Les trois jeunes femmes de Cleveland séquestrées, torturées et violées pendant 10 ans par au moins un homme : un fait divers ?

Le Dr Muriel Salmonadénonce le discours de minimisation et de négation de la réalité particulièrement intolérable avec l’habituelle incapacité de nombreux journalistes et spécialistes de nommer précisément les violences, de parler de leurs conséquences psychotraumatiques, et de les replacer dans un cadre plus politique de violences et de crimes sexistes commis par des hommes envers des femmes.

Nous sommes sous le choc de cette information qui est tombée le 7 mai 2013 concernant trois jeunes femmes de Cleveland aux USA disparues depuis 10 ans qui venaient d’être retrouvées, l’une d’entre elle ayant en l’absence de leur bourreau (pour l'instant un seul des trois frères Castro, Ariel Castro est inculpé) réussi à alerter un voisin en cherchant à s’évader.

Mais nous avons aussitôt assisté à tout un discours de minimisation et de négation de la réalité particulièrement intolérable avec l’habituelle incapacité de nombreux journalistes et spécialistes de nommer précisément les violences, de parler de leurs conséquences psychotraumatiques, et de les replacer dans un cadre plus politique de violences et de crimes sexistes commis par des hommes envers des femmes.
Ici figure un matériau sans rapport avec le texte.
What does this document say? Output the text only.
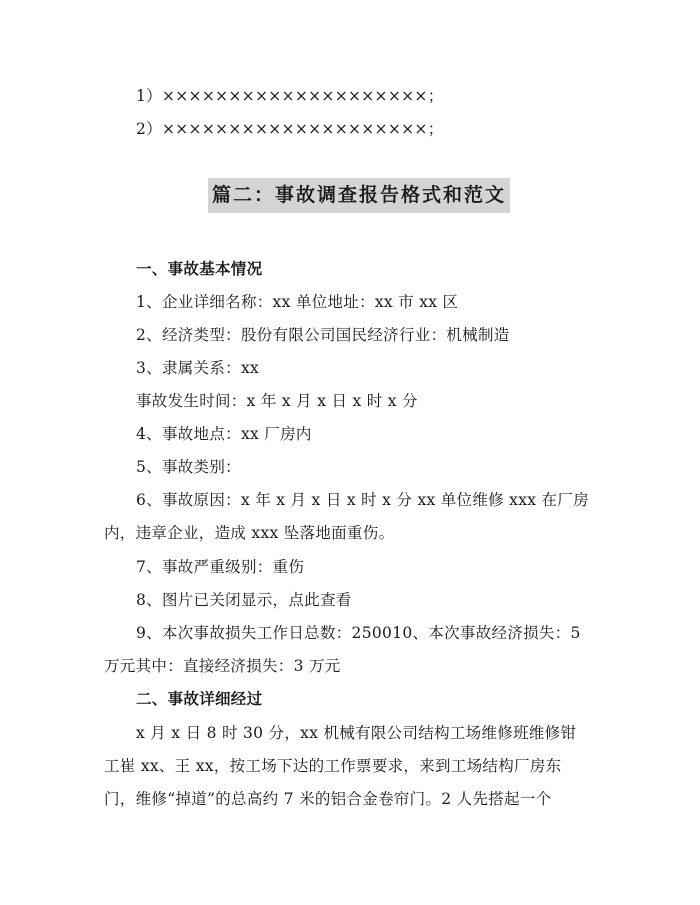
1）××××××××××××××××××××；
2）××××××××××××××××××××；
篇二：事故调查报告格式和范文
一、事故基本情况
1、企业详细名称：xx 单位地址：xx 市 xx 区
2、经济类型：股份有限公司国民经济行业：机械制造
3、隶属关系：xx
事故发生时间：x 年 x 月 x 日 x 时 x 分
4、事故地点：xx 厂房内
5、事故类别：
6、事故原因：x 年 x 月 x 日 x 时 x 分 xx 单位维修 xxx 在厂房
内，违章企业，造成 xxx 坠落地面重伤。
7、事故严重级别：重伤
8、图片已关闭显示，点此查看
9、本次事故损失工作日总数：250010、本次事故经济损失：5
万元其中：直接经济损失：3 万元
二、事故详细经过
x 月 x 日 8 时 30 分，xx 机械有限公司结构工场维修班维修钳
工崔 xx、王 xx，按工场下达的工作票要求，来到工场结构厂房东
门，维修“掉道”的总高约 7 米的铝合金卷帘门。2 人先搭起一个
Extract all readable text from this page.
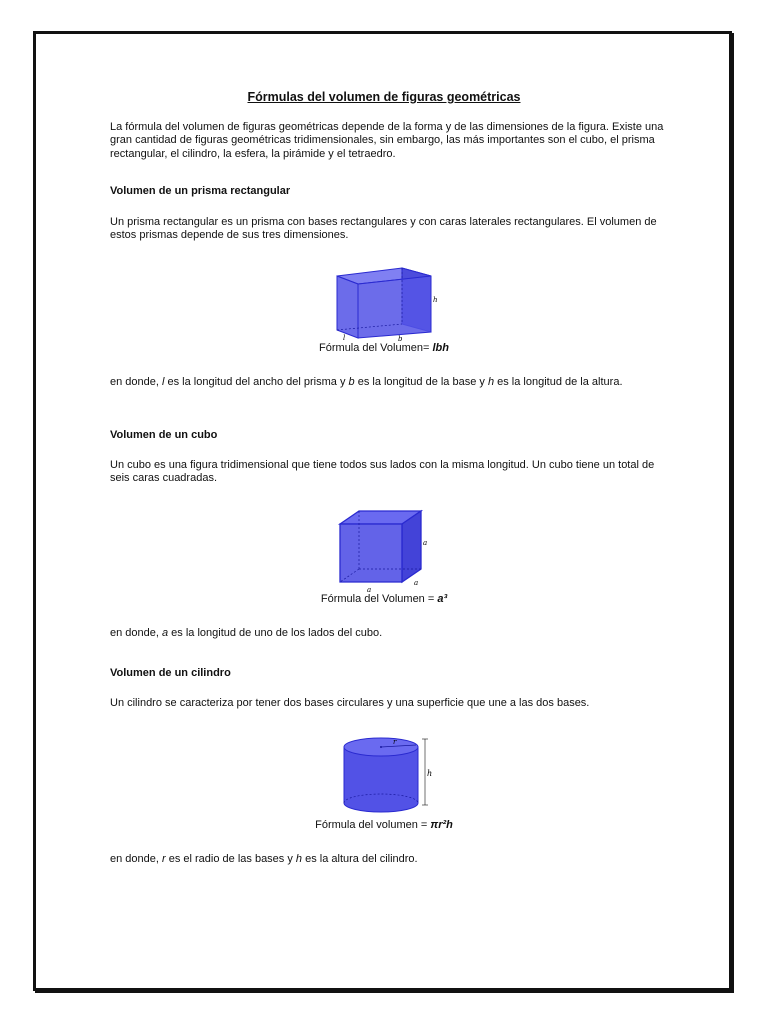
Fórmulas del volumen de figuras geométricas

La fórmula del volumen de figuras geométricas depende de la forma y de las dimensiones de la figura. Existe una gran cantidad de figuras geométricas tridimensionales, sin embargo, las más importantes son el cubo, el prisma rectangular, el cilindro, la esfera, la pirámide y el tetraedro.

Volumen de un prisma rectangular

Un prisma rectangular es un prisma con bases rectangulares y con caras laterales rectangulares. El volumen de estos prismas depende de sus tres dimensiones.

h
l	b
Fórmula del Volumen= lbh

en donde, l es la longitud del ancho del prisma y b es la longitud de la base y h es la longitud de la altura.

Volumen de un cubo

Un cubo es una figura tridimensional que tiene todos sus lados con la misma longitud. Un cubo tiene un total de seis caras cuadradas.

a
a
a
Fórmula del Volumen = a³

en donde, a es la longitud de uno de los lados del cubo.

Volumen de un cilindro

Un cilindro se caracteriza por tener dos bases circulares y una superficie que une a las dos bases.

r
h
Fórmula del volumen = πr²h

en donde, r es el radio de las bases y h es la altura del cilindro.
Les mots crimes, viols, sévices, tortures, actes de barbarie ne sont que trop rarement entendus, les journalistes ne parlant surtout que d’enlèvement, de séquestrations, de calvaire, et même de syndrome de stockholm…

On a également entendu qu’elles « allaient assez bien» «qu’elles parlaient normalement » !… « Qu’il fallait maintenant qu’elles se réadaptent à la vie normale ». Qui peut humainement croire que l’on peut aller « assez bien » après 10 ans de séquestration et les pires violences qu’il soit, après 10 ans de terreur et de peur de mourir permanente ? Que la souffrance psychique ne soit pas forcément visible, que les victimes soient complètement déconnectées et anesthésiée émotionellement (dissociés) pour survivre et que ce soit un indice de gravité de leurs traumas qui pourront être des bombes à retardement, et de l’intensité de leurs souffrances ne vient à l’idée de personne et de presque aucun spécialiste.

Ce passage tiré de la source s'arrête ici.